Challenge the assumption this is purely an issue of location
If managerial capability feels like a major barrier to introducing elements of workplace flexibility, it’s also likely holding you back from getting the best out of your people inside the office.
Roffey Park’s research on leading virtual teams stated that what is “desirable to have in a traditional manager” becomes “vital” in a virtual one. Managers who feel uncomfortable leading teams without an eagle eye on their work may not be making the best use of their time, or setting the best mood for their team, at the office. The manager who struggles to communicate ideas to their team over zoom isn’t likely to transform and ace that skill just because they’re in a meeting room. Really question and critically reflect on whether the managerial pool you have concerns about – do they have the skills they need and are simply challenged by the added complexity of location or are there skills gaps that a shared location minimises but focused development could solve?
Question if your managers are unnecessarily shutting the door on opportunities
Developing your managers’ skills and helping them stay resilient through change of any kind will inevitably keep your business more resilient to change as well.

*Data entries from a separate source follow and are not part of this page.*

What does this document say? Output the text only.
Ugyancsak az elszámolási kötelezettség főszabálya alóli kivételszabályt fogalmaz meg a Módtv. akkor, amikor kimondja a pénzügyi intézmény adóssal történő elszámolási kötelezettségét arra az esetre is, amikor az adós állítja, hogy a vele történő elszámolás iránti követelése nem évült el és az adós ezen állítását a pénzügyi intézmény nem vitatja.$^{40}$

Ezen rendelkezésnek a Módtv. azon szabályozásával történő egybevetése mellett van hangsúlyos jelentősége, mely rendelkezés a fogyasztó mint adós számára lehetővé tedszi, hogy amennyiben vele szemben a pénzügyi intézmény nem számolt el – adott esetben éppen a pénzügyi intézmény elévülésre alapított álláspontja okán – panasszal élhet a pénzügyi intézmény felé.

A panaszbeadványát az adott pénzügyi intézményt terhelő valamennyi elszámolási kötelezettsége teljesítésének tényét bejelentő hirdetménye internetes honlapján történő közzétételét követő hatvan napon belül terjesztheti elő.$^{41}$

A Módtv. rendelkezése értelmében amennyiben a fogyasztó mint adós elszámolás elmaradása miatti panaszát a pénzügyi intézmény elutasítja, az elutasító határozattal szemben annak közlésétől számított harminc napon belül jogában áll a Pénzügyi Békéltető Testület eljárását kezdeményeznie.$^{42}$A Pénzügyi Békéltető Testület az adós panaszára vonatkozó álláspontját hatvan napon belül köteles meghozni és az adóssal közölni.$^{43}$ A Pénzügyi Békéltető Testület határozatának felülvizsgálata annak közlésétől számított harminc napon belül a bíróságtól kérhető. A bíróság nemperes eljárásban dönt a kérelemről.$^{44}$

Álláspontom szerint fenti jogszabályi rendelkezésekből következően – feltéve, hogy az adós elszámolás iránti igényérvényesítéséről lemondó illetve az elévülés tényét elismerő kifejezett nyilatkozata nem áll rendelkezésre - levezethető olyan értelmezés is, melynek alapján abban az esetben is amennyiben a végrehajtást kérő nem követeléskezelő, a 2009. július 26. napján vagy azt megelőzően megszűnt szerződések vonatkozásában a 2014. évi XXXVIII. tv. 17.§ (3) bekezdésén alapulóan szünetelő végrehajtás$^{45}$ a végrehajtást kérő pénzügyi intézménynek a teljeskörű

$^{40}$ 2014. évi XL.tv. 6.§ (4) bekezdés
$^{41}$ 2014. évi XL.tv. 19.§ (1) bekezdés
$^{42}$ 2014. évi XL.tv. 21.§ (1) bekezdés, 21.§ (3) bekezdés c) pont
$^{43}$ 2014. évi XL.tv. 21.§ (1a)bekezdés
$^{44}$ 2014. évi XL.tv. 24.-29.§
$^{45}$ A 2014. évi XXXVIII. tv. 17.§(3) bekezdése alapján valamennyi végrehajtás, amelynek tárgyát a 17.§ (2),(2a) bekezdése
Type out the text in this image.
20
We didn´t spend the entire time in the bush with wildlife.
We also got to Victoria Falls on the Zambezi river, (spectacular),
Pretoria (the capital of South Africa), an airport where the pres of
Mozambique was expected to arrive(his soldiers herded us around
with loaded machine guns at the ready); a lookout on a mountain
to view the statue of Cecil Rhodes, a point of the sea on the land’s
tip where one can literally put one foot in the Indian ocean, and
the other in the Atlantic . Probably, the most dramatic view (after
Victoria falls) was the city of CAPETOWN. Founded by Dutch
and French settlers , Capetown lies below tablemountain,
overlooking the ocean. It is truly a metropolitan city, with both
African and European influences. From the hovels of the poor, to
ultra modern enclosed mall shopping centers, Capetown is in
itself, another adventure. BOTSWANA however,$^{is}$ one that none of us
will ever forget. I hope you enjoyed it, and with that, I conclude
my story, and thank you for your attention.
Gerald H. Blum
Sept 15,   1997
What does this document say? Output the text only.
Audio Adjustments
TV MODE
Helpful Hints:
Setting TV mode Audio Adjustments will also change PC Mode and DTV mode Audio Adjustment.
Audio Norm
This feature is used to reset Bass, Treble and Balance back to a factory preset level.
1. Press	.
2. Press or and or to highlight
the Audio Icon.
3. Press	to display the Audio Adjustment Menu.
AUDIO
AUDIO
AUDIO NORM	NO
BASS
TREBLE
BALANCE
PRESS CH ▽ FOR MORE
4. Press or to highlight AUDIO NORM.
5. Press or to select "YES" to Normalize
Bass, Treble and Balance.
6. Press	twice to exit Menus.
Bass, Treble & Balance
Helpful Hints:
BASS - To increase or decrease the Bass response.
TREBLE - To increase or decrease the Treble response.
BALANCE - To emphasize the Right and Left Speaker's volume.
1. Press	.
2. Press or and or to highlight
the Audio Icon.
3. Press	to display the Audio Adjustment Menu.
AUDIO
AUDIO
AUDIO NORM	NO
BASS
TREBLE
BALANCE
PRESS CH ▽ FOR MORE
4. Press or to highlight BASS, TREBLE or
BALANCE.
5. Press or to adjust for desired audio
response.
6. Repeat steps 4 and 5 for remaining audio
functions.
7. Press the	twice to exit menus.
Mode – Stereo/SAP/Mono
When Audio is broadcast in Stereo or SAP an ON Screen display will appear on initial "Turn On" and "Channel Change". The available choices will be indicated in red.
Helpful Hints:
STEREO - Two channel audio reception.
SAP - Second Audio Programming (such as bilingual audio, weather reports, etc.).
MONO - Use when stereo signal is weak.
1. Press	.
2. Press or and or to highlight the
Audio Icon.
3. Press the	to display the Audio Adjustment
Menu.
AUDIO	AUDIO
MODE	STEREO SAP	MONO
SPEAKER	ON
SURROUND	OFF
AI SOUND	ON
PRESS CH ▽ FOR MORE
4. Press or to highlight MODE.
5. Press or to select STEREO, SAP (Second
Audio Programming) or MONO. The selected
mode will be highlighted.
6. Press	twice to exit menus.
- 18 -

That is valuable in an abstract sense for the future opportunities your business might encounter, but it is worth thinking shorter term too. What opportunities could you say yes to in the next few years if you invested in managerial development today?
In the conversation on offering workplace choice, this might be offering your talent new options that encourage them to buck the “great resignation” trend or give them a better employee experience. In recruitment discussions, you might have more leverage and be able to paint a new employee proposition. And, of course, there will be other opportunities that have nothing to do with workplaces at all but are definitely made possible by having more confidence in your managers or giving managers more confidence in their own abilities.
No matter what decisions your business makes around the issue of workplace flexibility, it strikes me as a shame to hastily close the door on any new opportunity because of management capability. That particular factor is within your remit to influence, shape and grow, and doing so may just allow you to offer your current teams, future talent and the business itself options that make a difference.